Let $(X,\mathcal{A})$ and $(Y,\mathcal{B})$ be standard Borel spaces (for example, $\Bbb{R}$ with its Borel sigma-algebra).
Let $p$ be a probability measure on $(X,\mathcal{A})$ and $q$ be a probability measure on $(Y,\mathcal{B})$.
Let now $r$ be a finitely additive probability measure on $(X\times Y, \mathcal{A}\otimes\mathcal{B})$, such that for all $A\in\mathcal{A}$ and $B\in\mathcal{B}$,
$r(A\times Y)=p(A)$ and $r(X\times B)=q(B)$.
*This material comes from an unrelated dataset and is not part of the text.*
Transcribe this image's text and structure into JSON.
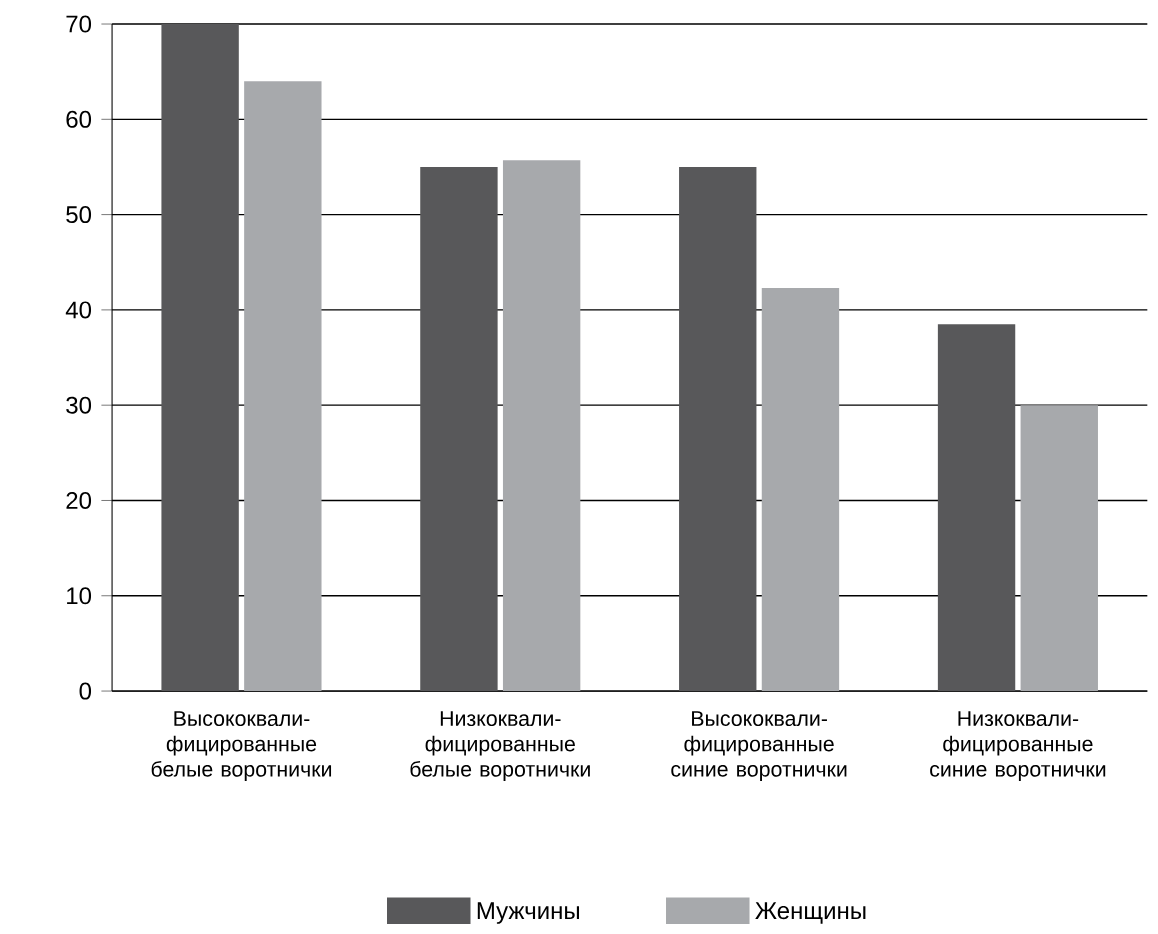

Can we conclude that $r$ is countably additive? If not, are there conditions under which we can?
Best Answer
No. Let $X = Y = [0, 1)$ with its usual Borel $\sigma$-algebra, $\lambda$ be the Lebesgue measure. Consider the decreasing sequence $A_n$ of subsets of $X \times Y$ given by $A_n = \cup_{i = 1}^{2^n} [\frac{i - 1}{2^n}, \frac{i}{2^n}) \times [\frac{i - 1}{2^n}, \frac{i}{2^n})$. We see that $\lambda \times \lambda(A_n) = 2^{-n}$. Define $\mu_n$ on $X \times Y$ by $\mu_n = 2^n1_{A_n}(\lambda \times \lambda)$. We observe that both marginals of $\mu_n$ are $\lambda$. Now, let $\mathcal{U}$ be a free ultrafilter on $\mathbb{N}$ and $\mu = \lim_{n \rightarrow \mathcal{U}} \mu_n$. Then $\mu$ is a finitely additive measure with both of its marginals $\lambda$. However, $\mu$ is not countably additive. Indeed, if it were, then we would have $\mu(\cap_m A_m) = \lim_{m \rightarrow \infty} \mu(A_m)$. Since $\lambda \times \lambda(A_m) = 2^{-m}$, we have $\lambda \times \lambda(\cap_m A_m) = 0$, so $\mu_n(\cap_m A_m) = 0$, whence $\mu(\cap_m A_m) = \lim_{n \rightarrow \mathcal{U}} \mu_n(\cap_m A_m) = 0$. On the other hand, whenever $n \geq m$, we have $\mu_n(A_m) = 2^n(\lambda \times \lambda)(A_n \cap A_m) = 2^n(\lambda \times \lambda)(A_n) = 1$, so $\mu(A_m) = \lim_{n \rightarrow \mathcal{U}} \mu_n(A_m) = 1$. But then $\lim_{m \rightarrow \infty} \mu(A_m) = 1 \neq 0 = \mu(\cap_m A_m)$, so $\mu$ is not countably additive.